O que se espera do titular da Fazenda é a ação firme que o cargo exige, obrigando-o a abrir arestas políticas e, ao mesmo tempo, agir com sabedoria de um bom apóstolo para convencer o seu chefe de que a responsabilidade fiscal combina com um projeto de desenvolvimento econômico sustentável. Não existe qualquer contradição entre gastar bem, poupar com proficiência e rumar para o crescimento, especialmente no momento em que o segundo semestre pode provocar uma recessão na economia brasileira em razão da crise mundial, acrescida da continuidade da Guerra na Ucrânia. Até o Conselheiro Acácio, personagem de Machado Assis, saberia disso. Acácio era o rei das obviedades, de fazer inveja ao óbvio ululante do escritor Nelson Rodrigues.
Os números da reoneração são ridículos frente a um PIB de R$ 9,8 trilhões e a um gasto apenas com juros — os ricos e a classe média alta são os mais beneficiados — da ordem de R$ 650 bilhões, neste ano. O impacto para a gasolina e o álcool é estimado em R$ 3 bilhões por mês. Esta perda de receita de impostos federais supera os gastos com o reajuste do salário mínimo e da faixa de isenção de Imposto de Renda, somados.

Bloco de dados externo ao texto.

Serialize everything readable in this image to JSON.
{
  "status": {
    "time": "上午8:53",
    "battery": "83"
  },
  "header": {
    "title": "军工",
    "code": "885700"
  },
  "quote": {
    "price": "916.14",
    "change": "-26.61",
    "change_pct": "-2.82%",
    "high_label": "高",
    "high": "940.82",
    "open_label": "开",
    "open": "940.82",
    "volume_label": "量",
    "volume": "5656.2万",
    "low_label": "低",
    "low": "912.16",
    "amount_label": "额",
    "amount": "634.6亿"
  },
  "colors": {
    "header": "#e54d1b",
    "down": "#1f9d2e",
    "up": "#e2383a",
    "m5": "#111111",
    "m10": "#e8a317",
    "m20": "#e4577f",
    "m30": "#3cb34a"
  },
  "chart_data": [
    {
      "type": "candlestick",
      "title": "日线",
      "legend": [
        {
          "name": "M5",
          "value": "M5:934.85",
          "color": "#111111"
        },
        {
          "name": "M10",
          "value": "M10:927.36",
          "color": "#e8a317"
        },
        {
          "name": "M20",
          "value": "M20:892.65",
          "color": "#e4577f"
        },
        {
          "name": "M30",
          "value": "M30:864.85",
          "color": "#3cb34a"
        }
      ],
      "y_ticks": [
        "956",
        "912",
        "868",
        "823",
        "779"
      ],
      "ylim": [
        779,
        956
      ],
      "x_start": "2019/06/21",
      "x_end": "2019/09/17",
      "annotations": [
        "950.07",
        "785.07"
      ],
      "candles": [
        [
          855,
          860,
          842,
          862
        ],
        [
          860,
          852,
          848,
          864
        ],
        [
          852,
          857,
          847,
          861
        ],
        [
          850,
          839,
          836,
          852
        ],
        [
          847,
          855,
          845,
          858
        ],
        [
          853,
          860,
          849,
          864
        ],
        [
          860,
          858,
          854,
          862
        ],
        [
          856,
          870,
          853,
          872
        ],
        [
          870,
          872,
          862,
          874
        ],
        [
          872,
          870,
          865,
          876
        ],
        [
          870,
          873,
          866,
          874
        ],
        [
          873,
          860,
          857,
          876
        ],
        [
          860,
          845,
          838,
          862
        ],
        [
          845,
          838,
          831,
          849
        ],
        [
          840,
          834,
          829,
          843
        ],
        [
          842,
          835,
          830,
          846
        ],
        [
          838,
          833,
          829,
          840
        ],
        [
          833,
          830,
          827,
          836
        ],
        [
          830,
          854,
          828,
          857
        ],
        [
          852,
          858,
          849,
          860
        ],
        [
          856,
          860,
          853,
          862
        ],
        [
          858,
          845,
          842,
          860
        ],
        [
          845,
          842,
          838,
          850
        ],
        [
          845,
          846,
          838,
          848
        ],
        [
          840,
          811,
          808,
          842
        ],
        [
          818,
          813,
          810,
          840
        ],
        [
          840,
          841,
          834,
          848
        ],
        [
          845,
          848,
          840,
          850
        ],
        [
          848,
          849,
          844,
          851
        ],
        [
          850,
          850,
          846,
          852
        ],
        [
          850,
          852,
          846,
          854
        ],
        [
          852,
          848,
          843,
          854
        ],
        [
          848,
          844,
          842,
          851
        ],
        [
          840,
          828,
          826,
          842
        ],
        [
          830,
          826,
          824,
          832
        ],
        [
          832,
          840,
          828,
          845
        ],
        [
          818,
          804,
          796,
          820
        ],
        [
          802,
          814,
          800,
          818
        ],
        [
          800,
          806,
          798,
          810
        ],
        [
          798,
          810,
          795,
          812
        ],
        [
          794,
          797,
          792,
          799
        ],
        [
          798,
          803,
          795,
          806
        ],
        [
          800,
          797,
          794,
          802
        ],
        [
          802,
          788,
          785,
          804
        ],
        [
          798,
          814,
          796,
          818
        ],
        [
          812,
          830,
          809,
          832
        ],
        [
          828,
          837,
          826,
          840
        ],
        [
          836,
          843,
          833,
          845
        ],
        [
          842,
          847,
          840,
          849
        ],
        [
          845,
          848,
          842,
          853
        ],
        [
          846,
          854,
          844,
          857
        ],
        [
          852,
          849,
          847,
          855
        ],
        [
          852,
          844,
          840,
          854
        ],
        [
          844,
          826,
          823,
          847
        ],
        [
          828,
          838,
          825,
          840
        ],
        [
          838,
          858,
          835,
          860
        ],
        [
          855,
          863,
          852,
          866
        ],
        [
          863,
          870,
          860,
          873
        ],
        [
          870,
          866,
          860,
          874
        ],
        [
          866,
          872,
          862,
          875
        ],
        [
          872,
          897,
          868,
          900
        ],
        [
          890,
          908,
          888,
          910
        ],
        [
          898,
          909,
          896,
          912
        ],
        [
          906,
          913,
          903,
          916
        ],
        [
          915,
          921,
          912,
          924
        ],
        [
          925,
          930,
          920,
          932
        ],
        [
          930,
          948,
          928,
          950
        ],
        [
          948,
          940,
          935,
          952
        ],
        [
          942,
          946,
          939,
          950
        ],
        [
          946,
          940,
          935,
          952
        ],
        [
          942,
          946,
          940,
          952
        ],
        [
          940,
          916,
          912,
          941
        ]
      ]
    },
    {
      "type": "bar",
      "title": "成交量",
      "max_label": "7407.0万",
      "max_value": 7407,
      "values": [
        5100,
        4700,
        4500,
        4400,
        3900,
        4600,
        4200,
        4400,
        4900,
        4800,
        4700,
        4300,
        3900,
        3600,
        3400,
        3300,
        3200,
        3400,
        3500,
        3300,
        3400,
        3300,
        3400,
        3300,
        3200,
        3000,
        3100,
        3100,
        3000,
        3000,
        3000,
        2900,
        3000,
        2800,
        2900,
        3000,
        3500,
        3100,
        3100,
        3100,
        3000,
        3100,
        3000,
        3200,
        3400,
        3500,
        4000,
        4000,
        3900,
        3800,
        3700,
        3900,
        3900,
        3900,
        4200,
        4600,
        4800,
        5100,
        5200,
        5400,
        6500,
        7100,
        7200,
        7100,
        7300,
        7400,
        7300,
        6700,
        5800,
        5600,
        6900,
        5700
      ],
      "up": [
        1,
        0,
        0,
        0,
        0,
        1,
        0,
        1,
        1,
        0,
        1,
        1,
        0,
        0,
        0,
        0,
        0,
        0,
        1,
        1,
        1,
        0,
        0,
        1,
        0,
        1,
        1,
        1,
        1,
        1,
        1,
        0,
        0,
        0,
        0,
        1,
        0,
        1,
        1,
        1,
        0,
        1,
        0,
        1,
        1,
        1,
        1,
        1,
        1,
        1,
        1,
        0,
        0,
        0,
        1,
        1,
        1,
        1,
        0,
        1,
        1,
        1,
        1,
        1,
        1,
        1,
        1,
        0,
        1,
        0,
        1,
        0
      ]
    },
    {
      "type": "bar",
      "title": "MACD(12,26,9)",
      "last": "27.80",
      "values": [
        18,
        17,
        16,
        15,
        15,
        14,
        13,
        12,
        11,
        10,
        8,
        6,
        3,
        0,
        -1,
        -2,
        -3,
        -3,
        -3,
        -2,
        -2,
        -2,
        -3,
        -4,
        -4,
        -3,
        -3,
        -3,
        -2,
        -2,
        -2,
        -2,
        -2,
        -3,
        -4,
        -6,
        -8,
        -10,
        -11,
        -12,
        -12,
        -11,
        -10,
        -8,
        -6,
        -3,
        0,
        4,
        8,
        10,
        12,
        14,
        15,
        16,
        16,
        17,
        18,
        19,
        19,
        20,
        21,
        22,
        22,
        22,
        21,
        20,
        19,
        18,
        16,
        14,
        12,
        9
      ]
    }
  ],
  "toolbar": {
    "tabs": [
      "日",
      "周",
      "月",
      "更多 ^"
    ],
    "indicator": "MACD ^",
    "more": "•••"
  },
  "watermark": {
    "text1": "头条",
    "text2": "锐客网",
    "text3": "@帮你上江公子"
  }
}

O importante é o sinal a ser dado hoje pelo governo em que o presidente da Petrobras, Jean-Paul Prates, com uma importante passagem pelo setor privado, terá um papel-chave na reoneração, isolando vozes que podem atrapalhar o projeto político do presidente Lula e, com isso, fortalecer o habilidoso deputado Arthur Lira, presidente da Câmara dos Deputados, que assiste de camarote o filme da viúva confiante. Não custa lembrar que, por ora, o rombo nas contas públicas está previsto em R$ 230 bilhões em 2023. Algo alarmante.
A mudança de rota está nas mãos de Lula com o fortalecimento do seu ministro da Fazenda. FHC e Lula em seus dois mandatos foram protagonistas em ricochetear a crise sem dar margem de manobra a seus bolsões radicais e às conhecidas e rotineiras intrigas palacianas. Ambos souberam fortalecer, na medida certa, os seus auxiliares na Fazenda e demais autoridades econômicas. Não brincaram de pique esconde.
Espera-se que Lula 3 tenha a mesma sabedoria para não pôr em risco o seu legado do período de forte expansão com inclusão social, entre 2003 e 2010. Ao contrário do que pensa o presidente da República, o bem-sucedido modelo do passado não é uma garantia no porvir, especialmente no quesito da responsabilidade fiscal.
Não se trata de um mantra, apenas de uma constatação da engrenagem da economia capitalista com forte ingrediente da moderna social democracia em contraposição a um obsoleto modelo liberal.